Mais l’État a tendance à outrepasser son territoire, à exercer son monopole en d’autres lieux. Il importe donc qu’il soit lui-même contrôlé, contraint et limité. Il doit l’être par la règle de droit. Bien plus que l’extension des libertés politiques, la limitation du pouvoir de l’État par la règle de droit est, pour Hayek, la thèse centrale du libéralisme. Cette règle, celle du gouvernement par les lois plutôt que par les hommes, a été inventée et énoncée par les Grecs. La montée de l’État absolutiste au Moyen Âge a marqué la mise en veilleuse de la règle de droit, dont la renaissance est liée à la «glorieuse révolution» du XVIIe siècle en Angleterre. De l’Angleterre, le flambeau du libéralisme est passé aux États-Unis. Mais c’est en France que la perversion de la règle de droit a atteint son point culminant. Terre d’élection du scientisme, la France est un pays qui, au dire de Hayek, n’a jamais vraiment connu la liberté.
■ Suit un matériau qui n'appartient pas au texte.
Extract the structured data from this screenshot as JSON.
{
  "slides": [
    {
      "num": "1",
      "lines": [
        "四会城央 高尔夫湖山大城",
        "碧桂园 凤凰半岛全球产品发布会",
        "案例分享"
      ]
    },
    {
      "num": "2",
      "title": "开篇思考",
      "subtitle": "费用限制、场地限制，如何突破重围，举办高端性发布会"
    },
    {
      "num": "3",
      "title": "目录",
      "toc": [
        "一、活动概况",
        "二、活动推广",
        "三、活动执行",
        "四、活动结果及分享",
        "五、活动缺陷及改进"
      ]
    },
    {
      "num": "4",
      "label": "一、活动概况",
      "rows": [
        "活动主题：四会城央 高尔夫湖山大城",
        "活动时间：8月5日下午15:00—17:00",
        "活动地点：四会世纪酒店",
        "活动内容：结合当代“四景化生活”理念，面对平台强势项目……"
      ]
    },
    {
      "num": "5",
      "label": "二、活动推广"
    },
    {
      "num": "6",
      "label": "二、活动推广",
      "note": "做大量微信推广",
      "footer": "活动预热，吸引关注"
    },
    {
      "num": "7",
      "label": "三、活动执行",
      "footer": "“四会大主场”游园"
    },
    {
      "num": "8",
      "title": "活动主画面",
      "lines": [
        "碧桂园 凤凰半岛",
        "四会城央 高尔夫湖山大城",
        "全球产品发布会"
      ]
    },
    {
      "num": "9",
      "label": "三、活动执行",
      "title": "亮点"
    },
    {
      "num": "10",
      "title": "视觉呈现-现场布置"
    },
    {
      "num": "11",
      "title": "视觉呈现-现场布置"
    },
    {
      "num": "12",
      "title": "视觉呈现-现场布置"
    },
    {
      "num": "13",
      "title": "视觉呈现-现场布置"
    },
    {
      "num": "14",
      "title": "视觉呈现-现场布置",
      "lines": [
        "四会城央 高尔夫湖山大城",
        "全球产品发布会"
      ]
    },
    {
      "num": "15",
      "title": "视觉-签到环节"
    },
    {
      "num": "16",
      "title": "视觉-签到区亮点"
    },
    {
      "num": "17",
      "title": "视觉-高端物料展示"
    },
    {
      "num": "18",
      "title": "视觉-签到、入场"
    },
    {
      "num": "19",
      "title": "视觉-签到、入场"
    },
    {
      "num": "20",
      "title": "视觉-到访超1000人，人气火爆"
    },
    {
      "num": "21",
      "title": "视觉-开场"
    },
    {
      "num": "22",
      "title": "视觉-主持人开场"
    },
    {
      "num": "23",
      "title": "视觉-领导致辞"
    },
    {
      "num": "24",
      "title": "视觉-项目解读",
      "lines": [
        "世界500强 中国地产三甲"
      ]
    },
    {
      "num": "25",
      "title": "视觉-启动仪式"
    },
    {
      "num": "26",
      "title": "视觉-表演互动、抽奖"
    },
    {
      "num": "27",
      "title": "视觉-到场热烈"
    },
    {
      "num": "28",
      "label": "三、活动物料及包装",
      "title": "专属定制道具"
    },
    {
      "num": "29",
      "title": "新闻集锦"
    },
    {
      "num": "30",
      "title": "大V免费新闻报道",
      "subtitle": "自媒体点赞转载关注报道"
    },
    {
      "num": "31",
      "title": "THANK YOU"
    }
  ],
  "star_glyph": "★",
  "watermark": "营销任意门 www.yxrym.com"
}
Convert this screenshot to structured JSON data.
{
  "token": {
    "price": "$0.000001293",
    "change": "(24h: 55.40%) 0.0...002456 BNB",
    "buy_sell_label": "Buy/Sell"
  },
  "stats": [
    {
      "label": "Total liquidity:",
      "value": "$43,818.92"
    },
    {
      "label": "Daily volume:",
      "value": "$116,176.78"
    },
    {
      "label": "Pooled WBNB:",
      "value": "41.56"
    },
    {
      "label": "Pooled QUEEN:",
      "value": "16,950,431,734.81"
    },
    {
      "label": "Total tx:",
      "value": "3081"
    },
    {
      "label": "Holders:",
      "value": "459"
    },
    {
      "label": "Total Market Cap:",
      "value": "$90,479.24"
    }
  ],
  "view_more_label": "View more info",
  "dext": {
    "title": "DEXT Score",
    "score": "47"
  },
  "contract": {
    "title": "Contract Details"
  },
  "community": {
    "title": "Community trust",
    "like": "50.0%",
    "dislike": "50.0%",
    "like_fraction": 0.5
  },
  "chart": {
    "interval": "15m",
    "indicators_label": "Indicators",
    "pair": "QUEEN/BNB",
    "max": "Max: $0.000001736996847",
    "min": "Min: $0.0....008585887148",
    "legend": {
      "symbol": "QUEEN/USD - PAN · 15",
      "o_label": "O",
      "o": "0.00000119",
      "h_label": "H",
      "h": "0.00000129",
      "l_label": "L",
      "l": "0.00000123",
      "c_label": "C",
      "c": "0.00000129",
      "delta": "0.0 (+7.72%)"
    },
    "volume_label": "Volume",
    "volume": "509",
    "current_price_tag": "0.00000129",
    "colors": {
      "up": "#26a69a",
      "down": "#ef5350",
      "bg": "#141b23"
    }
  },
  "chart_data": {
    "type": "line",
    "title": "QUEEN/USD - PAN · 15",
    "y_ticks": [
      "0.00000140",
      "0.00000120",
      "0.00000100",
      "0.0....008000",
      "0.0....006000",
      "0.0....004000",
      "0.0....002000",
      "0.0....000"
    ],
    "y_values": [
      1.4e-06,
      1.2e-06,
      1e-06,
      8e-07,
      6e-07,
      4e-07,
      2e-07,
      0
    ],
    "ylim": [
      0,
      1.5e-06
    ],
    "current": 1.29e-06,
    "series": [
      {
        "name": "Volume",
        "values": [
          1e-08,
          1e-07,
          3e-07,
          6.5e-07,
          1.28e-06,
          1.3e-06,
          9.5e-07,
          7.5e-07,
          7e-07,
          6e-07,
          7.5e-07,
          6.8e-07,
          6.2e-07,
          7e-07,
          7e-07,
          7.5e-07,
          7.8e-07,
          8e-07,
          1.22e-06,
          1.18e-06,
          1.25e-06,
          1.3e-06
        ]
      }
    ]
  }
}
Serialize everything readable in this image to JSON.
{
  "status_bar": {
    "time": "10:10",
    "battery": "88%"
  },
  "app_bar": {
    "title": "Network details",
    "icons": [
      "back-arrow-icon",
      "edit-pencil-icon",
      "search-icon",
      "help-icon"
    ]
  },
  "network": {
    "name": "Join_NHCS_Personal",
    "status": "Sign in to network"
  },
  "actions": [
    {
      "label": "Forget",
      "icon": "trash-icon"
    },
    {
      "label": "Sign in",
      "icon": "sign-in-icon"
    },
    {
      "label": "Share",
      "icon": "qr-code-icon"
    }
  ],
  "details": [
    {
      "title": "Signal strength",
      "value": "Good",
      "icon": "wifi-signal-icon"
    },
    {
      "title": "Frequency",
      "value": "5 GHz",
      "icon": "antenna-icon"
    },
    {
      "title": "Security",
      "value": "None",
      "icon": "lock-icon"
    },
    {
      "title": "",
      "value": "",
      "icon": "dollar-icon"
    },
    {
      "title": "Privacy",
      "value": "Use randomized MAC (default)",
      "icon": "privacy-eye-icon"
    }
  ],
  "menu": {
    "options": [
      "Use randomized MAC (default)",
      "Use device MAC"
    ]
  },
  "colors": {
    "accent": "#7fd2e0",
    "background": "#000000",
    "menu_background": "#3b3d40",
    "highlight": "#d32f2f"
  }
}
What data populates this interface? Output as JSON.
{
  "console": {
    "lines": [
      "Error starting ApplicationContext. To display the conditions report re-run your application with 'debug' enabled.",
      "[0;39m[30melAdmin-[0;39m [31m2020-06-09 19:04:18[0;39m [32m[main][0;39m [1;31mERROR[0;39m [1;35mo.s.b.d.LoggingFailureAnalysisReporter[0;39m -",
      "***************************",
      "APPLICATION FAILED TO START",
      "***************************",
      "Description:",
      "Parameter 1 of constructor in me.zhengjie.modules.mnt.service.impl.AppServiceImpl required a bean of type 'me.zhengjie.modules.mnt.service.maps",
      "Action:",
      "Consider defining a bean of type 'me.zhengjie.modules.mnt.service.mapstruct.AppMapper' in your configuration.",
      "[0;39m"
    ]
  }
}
Les idéaux de la Révolution française et de la lutte contre l’absolutisme étaient axés sur la règle de droit. Mais ces idéaux furent vite oubliés, au profit du « gouvernement par les hommes », d’une nouvelle forme d’absolutisme, d’un « totalitarisme démocratique ». Car, pour Hayek, la démocratie n’est pas un bien en soi, contrairement au libéralisme. Elle est une forme de gouvernement, la moins mauvaise. Mais elle peut, aussi bien que l’absolutisme, violer la règle de droit. La majorité peut exercer une coercition sur la minorité. La démocratie doit donc être soumise à la règle de droit. Seul un cadre juridique dominé par la règle de droit peut garantir la liberté, l’absence de coercition, le fonctionnement naturel de l’ordre spontané. Le droit, tel que le conçoit Hayek, est d’ailleurs lui-même un ordre spontané, fruit d’une longue évolution. Les lois ne sont pas élaborées rationnellement par les individus.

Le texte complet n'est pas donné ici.